For what it's worth, there are a couple of tools out there that should help getting your personal app up and running on PHP7 if you're interested in doing that at some point. Most of the breaking changes I've run into are because deprecated features were removed, which in a lot of cases seemed like strange/wrong syntax to me anyway.

I have a legacy app that can't feasibly be updated past 5.6 because it uses a totally undocumented framework that wasn't built in-house. While I could run one of the tools I mentioned, 99% of the framework code probably never runs so there would be a lot of work done for nothing.


While I appreciate it as a user, I hope that when it happens they learn from Python and, surprisingly, PHP.

PHP took over 10 years between 5 and 7. A bit push to upgrade from 5.6 was around 2017/2018 when support would stop. It was a mess because most developers simply didn't care or didn't know enough to handle this.

Now they're doing yearly releases (7.2, 7.3, 7.4) but also PHP 8 was released already (along with 8.1 and 8.2).


Of course, but they won't do that because of backwards compatibility and I get that.

It's one of the nice parts of rebranding. Hack could keep and throw out anything they wanted because it was intended for private FB use. At some point, PHP will have to start cutting off the stdlib PHP4.x warts. There's enough about PHP 7 that's good enough to be compelling to anyone working in an interpreted language on the web, but the (well earned) reputation keeps a lot of people away.


Major PHP versions are the evolutionary jumps for the language. They don't tend to worry as much about backwards-compatibility when going from PHP3 to PHP4 to PHP5. I've read that PHP6 was supposed to take it further and outright remove a lot of deprecated and insecure aspects of the language, but I don't know if or when PHP6 will be released.

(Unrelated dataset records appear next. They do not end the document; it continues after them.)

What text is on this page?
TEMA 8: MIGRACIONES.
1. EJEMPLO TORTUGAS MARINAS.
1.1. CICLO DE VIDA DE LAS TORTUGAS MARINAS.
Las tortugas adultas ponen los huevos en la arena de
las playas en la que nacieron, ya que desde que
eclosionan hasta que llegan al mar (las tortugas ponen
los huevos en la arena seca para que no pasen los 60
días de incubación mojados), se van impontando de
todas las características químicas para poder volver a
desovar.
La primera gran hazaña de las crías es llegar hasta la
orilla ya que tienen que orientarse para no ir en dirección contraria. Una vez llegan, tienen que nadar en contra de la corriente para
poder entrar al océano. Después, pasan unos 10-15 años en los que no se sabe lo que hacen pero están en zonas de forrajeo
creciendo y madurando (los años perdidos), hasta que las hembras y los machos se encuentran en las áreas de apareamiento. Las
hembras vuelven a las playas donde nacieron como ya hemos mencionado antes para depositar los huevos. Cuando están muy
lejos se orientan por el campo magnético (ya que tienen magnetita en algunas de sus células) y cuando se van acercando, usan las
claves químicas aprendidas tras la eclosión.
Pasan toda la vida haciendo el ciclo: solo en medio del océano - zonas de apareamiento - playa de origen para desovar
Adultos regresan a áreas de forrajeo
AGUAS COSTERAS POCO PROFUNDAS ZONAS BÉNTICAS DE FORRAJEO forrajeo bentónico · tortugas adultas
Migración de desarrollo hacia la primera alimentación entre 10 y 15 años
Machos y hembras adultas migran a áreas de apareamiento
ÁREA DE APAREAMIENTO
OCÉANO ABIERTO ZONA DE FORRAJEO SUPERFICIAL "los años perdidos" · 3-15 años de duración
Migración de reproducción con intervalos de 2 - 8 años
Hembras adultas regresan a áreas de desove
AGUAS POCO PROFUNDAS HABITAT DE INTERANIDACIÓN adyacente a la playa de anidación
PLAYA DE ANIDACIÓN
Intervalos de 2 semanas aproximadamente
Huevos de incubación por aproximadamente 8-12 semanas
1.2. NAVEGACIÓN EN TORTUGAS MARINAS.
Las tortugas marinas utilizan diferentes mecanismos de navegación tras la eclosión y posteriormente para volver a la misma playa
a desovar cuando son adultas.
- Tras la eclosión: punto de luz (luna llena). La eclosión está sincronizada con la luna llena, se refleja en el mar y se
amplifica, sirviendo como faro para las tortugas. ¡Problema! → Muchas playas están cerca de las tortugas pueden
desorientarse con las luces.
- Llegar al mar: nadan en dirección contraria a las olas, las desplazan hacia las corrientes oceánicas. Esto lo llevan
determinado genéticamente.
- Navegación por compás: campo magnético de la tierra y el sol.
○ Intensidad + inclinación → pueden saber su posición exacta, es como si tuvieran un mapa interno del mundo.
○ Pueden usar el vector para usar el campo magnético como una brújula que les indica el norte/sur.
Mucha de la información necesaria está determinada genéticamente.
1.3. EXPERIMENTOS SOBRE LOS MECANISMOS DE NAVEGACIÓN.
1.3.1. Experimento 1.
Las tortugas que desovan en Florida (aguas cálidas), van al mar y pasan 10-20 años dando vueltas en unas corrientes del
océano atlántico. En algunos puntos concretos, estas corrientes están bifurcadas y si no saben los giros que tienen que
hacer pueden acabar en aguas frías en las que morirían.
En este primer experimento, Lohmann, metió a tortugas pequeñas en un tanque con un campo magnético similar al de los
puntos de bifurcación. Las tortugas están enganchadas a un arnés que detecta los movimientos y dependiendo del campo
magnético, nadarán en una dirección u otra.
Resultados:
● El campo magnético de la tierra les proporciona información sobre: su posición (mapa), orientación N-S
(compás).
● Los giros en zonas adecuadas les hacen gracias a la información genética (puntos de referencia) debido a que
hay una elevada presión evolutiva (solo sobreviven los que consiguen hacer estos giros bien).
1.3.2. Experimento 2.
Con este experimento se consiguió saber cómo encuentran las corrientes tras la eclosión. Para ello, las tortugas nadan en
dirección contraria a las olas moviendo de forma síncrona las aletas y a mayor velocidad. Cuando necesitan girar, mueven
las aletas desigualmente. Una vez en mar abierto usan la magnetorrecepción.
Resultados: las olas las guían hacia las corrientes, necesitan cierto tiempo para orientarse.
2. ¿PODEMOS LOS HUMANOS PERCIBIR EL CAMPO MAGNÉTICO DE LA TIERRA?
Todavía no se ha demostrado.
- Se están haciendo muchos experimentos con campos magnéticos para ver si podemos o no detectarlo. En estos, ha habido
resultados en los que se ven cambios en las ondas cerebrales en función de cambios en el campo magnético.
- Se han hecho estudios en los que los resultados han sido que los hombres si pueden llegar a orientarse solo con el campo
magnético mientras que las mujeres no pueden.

I agree that they should take things even further and really clean up the language before releasing the next major version. Fix the needle-haystack vs. haystack-needle inconsistencies, function naming conventions, and so forth.

The adoption rate of a new major version on shared hosting providers is relatively slow, so it'd be a perfect time to really shake things up and clean it up.


There are people trying to take care of some of that already. https://github.com/php/php-src/pull/301 was at some point hoping to get into 5.6 but I don't know what happened to it since then.

They better keep the backward compatibility, or you face the fiasco of Python 2 vs 3. The way that PHP deprecate API functions slowly over a period of time is prefered.

The goal for PHP6 is basically to provide good unicode support (strings internally as unicode etc.)

However due to problems and internal conflicts the effort was stopped a few years ago and there has been no progress since.

If this goal hadn't been stated PHP 5.3+5.4 would probably have been PHP 6 (they have some major new features). Core API cleanup never has been (and it doesn't look like it will soon be) a goal for a future release, unfortunately.


Then they have a couple options: fork and keep their own fork, they can pay the PHP community (or someone in it) to change it back (or to provide a backwards-compatibility mechanism) or pay developers to change their software to work with newer versions of PHP.

They can't bully their way like they tried.


They want to break backwards compatibility. That would arguably be a bad thing for PHP as a language. It's apparently something they need for themselves though. The only choice that isn't being a bad citizen is to break away from PHP.

PHP. Can freely being in any improvements that fit their model, but the goals of the two projects are no longer compatible.


Yeah I wish the focus was more on backwards compatibility at this point. Most PHP codebases are very old.

In my experience, the kind of crappy codebase this would affect would never be upgraded anyway. Many of them are still on PHP 4!

This one does look promising. I didn't know they re-written it for PHP7. But still looks like an early days. Might wait a bit!